Perhaps the use of a third party for recruitment may highlight issues with recruitment...
They also get the benefit of promotion of the approach to all GPs. Which obviously they need to do to try keep them on board with the status quo now that NICE guidelines are being reviewed and non BPS messages are getting out there. It is a political campaign.
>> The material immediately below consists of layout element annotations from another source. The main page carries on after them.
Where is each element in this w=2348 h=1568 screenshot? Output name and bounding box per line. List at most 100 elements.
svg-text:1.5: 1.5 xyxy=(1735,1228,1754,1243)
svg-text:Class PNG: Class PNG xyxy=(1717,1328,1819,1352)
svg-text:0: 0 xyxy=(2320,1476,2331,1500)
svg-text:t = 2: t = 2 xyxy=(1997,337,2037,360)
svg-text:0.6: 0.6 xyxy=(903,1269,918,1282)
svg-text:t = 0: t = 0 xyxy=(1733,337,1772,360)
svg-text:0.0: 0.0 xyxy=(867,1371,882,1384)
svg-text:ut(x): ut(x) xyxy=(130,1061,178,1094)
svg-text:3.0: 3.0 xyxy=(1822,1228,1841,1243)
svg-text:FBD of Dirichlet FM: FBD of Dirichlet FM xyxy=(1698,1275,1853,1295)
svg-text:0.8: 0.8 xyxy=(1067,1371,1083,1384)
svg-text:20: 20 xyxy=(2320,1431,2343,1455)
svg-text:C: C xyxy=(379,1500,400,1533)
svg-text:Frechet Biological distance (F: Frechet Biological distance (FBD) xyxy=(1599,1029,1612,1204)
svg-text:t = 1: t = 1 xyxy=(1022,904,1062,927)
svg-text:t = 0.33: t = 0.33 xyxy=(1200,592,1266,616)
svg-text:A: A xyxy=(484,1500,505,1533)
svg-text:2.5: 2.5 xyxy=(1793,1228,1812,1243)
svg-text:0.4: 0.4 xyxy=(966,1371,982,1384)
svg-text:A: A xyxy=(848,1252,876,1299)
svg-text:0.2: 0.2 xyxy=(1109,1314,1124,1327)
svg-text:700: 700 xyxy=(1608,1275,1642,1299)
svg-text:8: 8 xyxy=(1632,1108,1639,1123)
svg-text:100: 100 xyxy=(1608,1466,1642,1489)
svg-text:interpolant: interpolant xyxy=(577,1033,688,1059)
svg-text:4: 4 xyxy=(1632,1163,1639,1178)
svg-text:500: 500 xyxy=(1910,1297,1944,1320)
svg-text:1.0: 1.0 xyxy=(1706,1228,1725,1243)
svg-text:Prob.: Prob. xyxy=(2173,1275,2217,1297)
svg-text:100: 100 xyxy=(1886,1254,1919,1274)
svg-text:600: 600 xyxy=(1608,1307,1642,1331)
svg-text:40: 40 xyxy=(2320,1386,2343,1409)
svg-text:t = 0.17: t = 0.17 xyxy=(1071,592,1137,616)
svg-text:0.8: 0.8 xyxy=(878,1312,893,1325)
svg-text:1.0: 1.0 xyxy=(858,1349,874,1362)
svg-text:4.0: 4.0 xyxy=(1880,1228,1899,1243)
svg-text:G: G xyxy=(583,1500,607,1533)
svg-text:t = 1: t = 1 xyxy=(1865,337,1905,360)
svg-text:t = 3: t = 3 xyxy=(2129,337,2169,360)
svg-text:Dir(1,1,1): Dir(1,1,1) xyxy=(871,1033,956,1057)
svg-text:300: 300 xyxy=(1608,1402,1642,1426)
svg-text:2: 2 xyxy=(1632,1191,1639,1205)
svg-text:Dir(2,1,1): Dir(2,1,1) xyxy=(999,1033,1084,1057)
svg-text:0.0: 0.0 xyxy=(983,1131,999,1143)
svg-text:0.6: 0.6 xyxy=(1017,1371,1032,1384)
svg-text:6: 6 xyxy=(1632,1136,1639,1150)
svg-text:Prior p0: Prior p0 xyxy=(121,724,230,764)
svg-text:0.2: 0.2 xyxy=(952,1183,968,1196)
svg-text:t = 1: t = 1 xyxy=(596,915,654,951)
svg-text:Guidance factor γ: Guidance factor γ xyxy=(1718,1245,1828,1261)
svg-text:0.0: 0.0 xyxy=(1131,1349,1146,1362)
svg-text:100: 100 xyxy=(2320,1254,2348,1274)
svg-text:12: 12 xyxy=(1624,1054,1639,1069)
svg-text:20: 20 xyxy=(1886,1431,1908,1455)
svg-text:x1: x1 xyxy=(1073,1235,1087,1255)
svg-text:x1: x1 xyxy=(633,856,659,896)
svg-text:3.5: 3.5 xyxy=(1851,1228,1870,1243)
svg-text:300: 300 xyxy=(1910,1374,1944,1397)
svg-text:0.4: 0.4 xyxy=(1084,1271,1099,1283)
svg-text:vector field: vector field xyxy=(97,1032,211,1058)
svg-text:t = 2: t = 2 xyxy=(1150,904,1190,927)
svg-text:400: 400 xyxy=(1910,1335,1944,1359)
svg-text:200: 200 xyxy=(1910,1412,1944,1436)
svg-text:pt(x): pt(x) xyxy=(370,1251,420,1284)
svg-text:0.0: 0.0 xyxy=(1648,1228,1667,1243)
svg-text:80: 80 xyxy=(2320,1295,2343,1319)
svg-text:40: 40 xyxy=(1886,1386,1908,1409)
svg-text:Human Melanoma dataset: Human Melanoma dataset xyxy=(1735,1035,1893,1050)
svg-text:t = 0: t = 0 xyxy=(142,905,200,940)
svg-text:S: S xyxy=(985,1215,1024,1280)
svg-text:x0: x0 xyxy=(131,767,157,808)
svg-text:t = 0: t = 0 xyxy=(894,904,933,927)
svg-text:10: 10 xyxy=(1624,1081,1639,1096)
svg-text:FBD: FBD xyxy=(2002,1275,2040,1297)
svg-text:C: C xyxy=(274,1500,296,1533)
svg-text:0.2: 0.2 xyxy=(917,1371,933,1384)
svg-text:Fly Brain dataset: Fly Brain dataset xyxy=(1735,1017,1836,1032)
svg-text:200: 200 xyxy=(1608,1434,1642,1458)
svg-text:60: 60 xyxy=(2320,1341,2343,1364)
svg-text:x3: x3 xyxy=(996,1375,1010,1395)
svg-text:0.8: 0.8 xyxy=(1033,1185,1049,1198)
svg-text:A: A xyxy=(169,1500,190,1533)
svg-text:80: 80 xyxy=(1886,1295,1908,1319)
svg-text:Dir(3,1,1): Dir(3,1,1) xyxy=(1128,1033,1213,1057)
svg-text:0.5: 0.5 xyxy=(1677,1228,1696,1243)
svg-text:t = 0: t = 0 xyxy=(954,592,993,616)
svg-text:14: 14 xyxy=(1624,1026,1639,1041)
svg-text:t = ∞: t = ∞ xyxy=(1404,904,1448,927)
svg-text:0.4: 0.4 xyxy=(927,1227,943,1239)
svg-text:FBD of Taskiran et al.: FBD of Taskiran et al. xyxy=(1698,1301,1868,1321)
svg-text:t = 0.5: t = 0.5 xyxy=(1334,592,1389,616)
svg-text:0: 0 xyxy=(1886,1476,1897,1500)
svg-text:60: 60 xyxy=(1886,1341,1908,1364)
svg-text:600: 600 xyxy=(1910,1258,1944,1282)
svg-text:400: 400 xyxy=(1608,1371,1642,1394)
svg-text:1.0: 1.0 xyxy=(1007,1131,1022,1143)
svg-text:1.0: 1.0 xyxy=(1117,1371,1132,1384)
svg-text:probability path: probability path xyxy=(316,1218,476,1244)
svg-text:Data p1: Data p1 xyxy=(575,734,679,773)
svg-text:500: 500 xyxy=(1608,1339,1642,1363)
ETA. So we hear snippets about work being done on non-BPS GP education about ME. Whatever is developed will need a lot of promotion to cut through I hope this is being worked on too.
 
Last edited:
From this 30 page PDF detailing the trial:

page 5
CFS/ME is defined as generalised fatigue, causing disruption of daily life, persisting after routine tests and investigations have failed to identify an obvious underlying ‘cause’

Page 11
Criteria for trial entry
3 months fatigue and 1 or more of: 
post exertional malaise 
difficulty sleeping 
cognitive dysfunction 
muscle and/or joint pain 
headaches 
painful lymph nodes 
general malaise 
dizziness and/or nausea 
palpitations

The thing that puzzles me is there is no control group. The comparitor is 'activity management'. Both treatments seem to involve persuading the kids to increase activity.
 
I don't think the situation at NICE is relevant. I think a complaint to ASA is entirely in order. I do not know the rules but I am pretty sure this is unethical.

If the a case is brought and the ASA judge against them, I hope that part of the judgement would be a requirement that Red Whale would have to contact the same GPs that they contacted in the first place and admit their mistake. Otherwise, we've got a CDC-style situation in which potentially harmful treatment is spread and then withdrawn without notifying practioners, which is not acceptable.
 
Red Whale have on their website a 'GP Update' that presumably was also emailed to all GP practices and is what @dave30th was given and refers to in his virology Blog post. See https://www.gp-update.co.uk/SM4/Mutable/Uploads/pdf_file/CFS-ME_-treatment-for-teenagers.pdf

Not only are they wholeheartedly endorsing this research as successful treatment leading to 'recovery' they recommend to GPs "Consider a proactive search of all your patients aged 11-17 with a coded diagnosis of CFS/ME - could you offer them details of this trial?"